We can write that all in one go:

In [13]:
e_again = y - X @ pX @ y
np.sum(e_again ** 2)

376.3290432900432

That is also the same calculation as:

In [14]:
H = X @ pX
y_hat_again = H @ y
e_3 = (y - y_hat_again)
np.sum(e_3 ** 2)

376.3290432900432

The $H$ matrix above is called the *hat* matrix, because it "puts the hat on"
the y values, meaning, it calculates the best fit predictions for the y values.

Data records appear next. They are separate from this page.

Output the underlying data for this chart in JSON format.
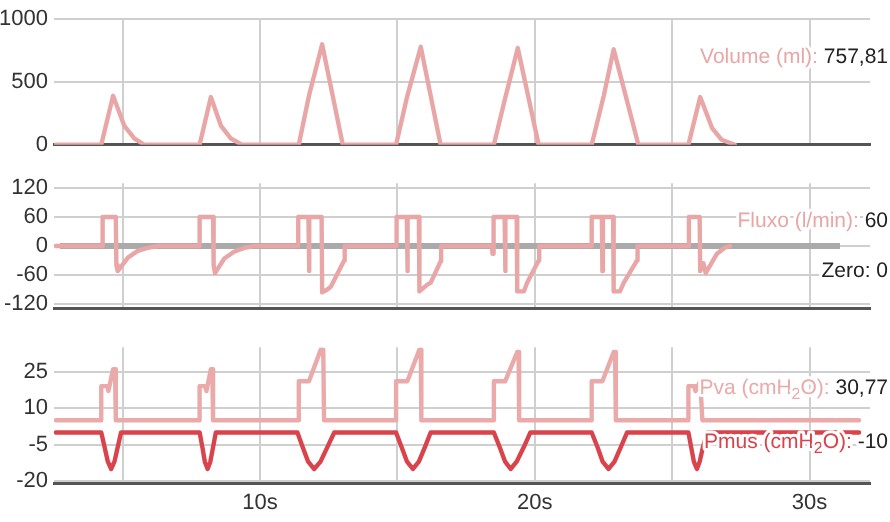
{
  "chart_data": [
    {
      "type": "line",
      "xlim": [
        2.5,
        32.2
      ],
      "xticks": [
        {
          "value": 5,
          "label": null
        },
        {
          "value": 10,
          "label": null
        },
        {
          "value": 15,
          "label": null
        },
        {
          "value": 20,
          "label": null
        },
        {
          "value": 25,
          "label": null
        },
        {
          "value": 30,
          "label": null
        }
      ],
      "ylim": [
        0,
        1000
      ],
      "yticks": [
        0,
        500,
        1000
      ],
      "grid": true,
      "tick_labels": "y",
      "legend": "right",
      "annotations": [
        " 757,81"
      ],
      "series": [
        {
          "name": "Volume (ml):",
          "color": "#e8a6a6",
          "x": [
            2.57,
            4.22,
            4.65,
            5.06,
            5.43,
            5.79,
            7.8,
            8.21,
            8.58,
            8.94,
            9.35,
            11.41,
            11.78,
            12.26,
            13.01,
            14.95,
            15.36,
            15.85,
            16.57,
            18.51,
            18.92,
            19.38,
            20.14,
            22.07,
            22.51,
            22.87,
            23.77,
            25.59,
            26.02,
            26.46,
            26.8,
            27.28
          ],
          "values": [
            0,
            0,
            390,
            150,
            50,
            0,
            0,
            380,
            150,
            50,
            0,
            0,
            390,
            800,
            0,
            0,
            390,
            780,
            0,
            0,
            370,
            770,
            0,
            0,
            390,
            760,
            0,
            0,
            380,
            130,
            40,
            0
          ]
        }
      ]
    },
    {
      "type": "line",
      "xlim": [
        2.5,
        32.2
      ],
      "xticks": [
        {
          "value": 5,
          "label": null
        },
        {
          "value": 10,
          "label": null
        },
        {
          "value": 15,
          "label": null
        },
        {
          "value": 20,
          "label": null
        },
        {
          "value": 25,
          "label": null
        },
        {
          "value": 30,
          "label": null
        }
      ],
      "ylim": [
        -130,
        130
      ],
      "yticks": [
        -120,
        -60,
        0,
        60,
        120
      ],
      "grid": true,
      "tick_labels": "y",
      "legend": "right",
      "annotations": [
        " 60"
      ],
      "ref_lines": [
        {
          "axis": "y",
          "value": 0,
          "label": "Zero: 0",
          "color": "#aaaaaa"
        }
      ],
      "series": [
        {
          "name": "Fluxo (l/min):",
          "color": "#e8a6a6",
          "x": [
            2.57,
            4.27,
            4.27,
            4.75,
            4.77,
            4.82,
            5.19,
            5.55,
            5.91,
            6.28,
            7.8,
            7.8,
            8.29,
            8.31,
            8.36,
            8.7,
            9.05,
            9.43,
            9.79,
            11.39,
            11.39,
            11.76,
            11.78,
            11.8,
            12.24,
            12.26,
            12.45,
            12.58,
            13.06,
            13.08,
            14.97,
            14.97,
            15.34,
            15.36,
            15.38,
            15.78,
            15.8,
            16.09,
            16.21,
            16.57,
            16.59,
            18.44,
            18.46,
            18.48,
            18.51,
            18.51,
            18.9,
            18.92,
            18.94,
            19.34,
            19.36,
            19.6,
            19.72,
            20.14,
            20.16,
            22.07,
            22.07,
            22.44,
            22.46,
            22.48,
            22.85,
            22.87,
            23.1,
            23.24,
            23.72,
            23.74,
            25.61,
            25.61,
            26,
            26.02,
            26.14,
            26.22,
            26.63,
            26.9,
            27.11
          ],
          "values": [
            0,
            0,
            60,
            60,
            -40,
            -52,
            -24,
            -10,
            -4,
            0,
            0,
            60,
            60,
            -40,
            -56,
            -26,
            -12,
            -4,
            0,
            0,
            60,
            60,
            -52,
            60,
            60,
            -96,
            -90,
            -84,
            -30,
            0,
            0,
            60,
            60,
            -52,
            60,
            60,
            -94,
            -80,
            -76,
            -32,
            0,
            0,
            -16,
            0,
            0,
            60,
            60,
            -52,
            60,
            60,
            -94,
            -94,
            -76,
            -30,
            0,
            0,
            60,
            60,
            -52,
            60,
            60,
            -94,
            -94,
            -76,
            -30,
            0,
            0,
            60,
            60,
            -52,
            -36,
            -56,
            -16,
            -4,
            0
          ]
        }
      ]
    },
    {
      "type": "line",
      "xlim": [
        2.5,
        32.2
      ],
      "xticks": [
        {
          "value": 5,
          "label": null
        },
        {
          "value": 10,
          "label": "10s"
        },
        {
          "value": 15,
          "label": null
        },
        {
          "value": 20,
          "label": "20s"
        },
        {
          "value": 25,
          "label": null
        },
        {
          "value": 30,
          "label": "30s"
        }
      ],
      "ylim": [
        -21,
        35
      ],
      "yticks": [
        -20,
        -5,
        10,
        25
      ],
      "grid": true,
      "legend": "right",
      "annotations": [
        " 30,77",
        " -10"
      ],
      "series": [
        {
          "name": "Pva (cmH$_{2}$O):",
          "color": "#eaaaaa",
          "x": [
            2.57,
            4.22,
            4.22,
            4.44,
            4.48,
            4.65,
            4.72,
            4.75,
            7.8,
            7.8,
            8,
            8.05,
            8.21,
            8.26,
            8.29,
            11.41,
            11.41,
            11.78,
            12.21,
            12.3,
            12.33,
            14.95,
            14.95,
            15.36,
            15.8,
            15.85,
            15.87,
            18.51,
            18.51,
            18.92,
            19.36,
            19.41,
            19.43,
            22.07,
            22.07,
            22.46,
            22.87,
            22.92,
            22.95,
            25.59,
            25.59,
            25.8,
            25.85,
            26.02,
            26.07,
            26.1,
            31.8
          ],
          "values": [
            5,
            5,
            19,
            19,
            17,
            26,
            26,
            5,
            5,
            19,
            19,
            17,
            26,
            26,
            5,
            5,
            21,
            21,
            34,
            34,
            5,
            5,
            21,
            21,
            34,
            34,
            5,
            5,
            21,
            21,
            33,
            33,
            5,
            5,
            21,
            21,
            33,
            33,
            5,
            5,
            19,
            19,
            17,
            21,
            21,
            5,
            5
          ]
        },
        {
          "name": "Pmus (cmH$_{2}$O):",
          "color": "#d9434b",
          "x": [
            2.57,
            4.22,
            4.34,
            4.46,
            4.58,
            4.7,
            4.82,
            4.94,
            7.8,
            7.9,
            7.99,
            8.09,
            8.19,
            8.29,
            8.39,
            11.36,
            11.55,
            11.75,
            11.97,
            12.2,
            12.45,
            12.7,
            14.95,
            15.15,
            15.35,
            15.56,
            15.78,
            16,
            16.21,
            18.51,
            18.72,
            18.92,
            19.12,
            19.34,
            19.6,
            19.84,
            22.07,
            22.28,
            22.47,
            22.68,
            22.9,
            23.13,
            23.36,
            25.59,
            25.69,
            25.79,
            25.9,
            26,
            26.12,
            26.27,
            31.8
          ],
          "values": [
            0,
            0,
            -6,
            -12,
            -15,
            -12,
            -6,
            0,
            0,
            -6,
            -12,
            -15,
            -12,
            -6,
            0,
            0,
            -6,
            -12,
            -15,
            -12,
            -6,
            0,
            0,
            -6,
            -12,
            -15,
            -12,
            -6,
            0,
            0,
            -6,
            -12,
            -15,
            -12,
            -6,
            0,
            0,
            -6,
            -12,
            -15,
            -12,
            -6,
            0,
            0,
            -6,
            -12,
            -15,
            -12,
            -6,
            0,
            0
          ]
        }
      ]
    }
  ]
}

In fact, using our matrix algebra, we can write the overall calculation you see in the `e_again` cell above, like this:

In [15]:
n = len(y)
# Because:
# y - X @ pX @ y  === y - H @ y === (I - H) @ y
rfm = np.eye(n) - H
e_4 = rfm @ y
np.sum(e_4 ** 2)

376.32904329004316

`rfm` above is the *residual forming matrix*, so called because, as you see, it includes the whole matrix calculation to turn the `y` values into the errors (residuals) with one matrix multiplication.  Multiplying with this matrix extracts all the information that can be modeled by the design matrix `X`.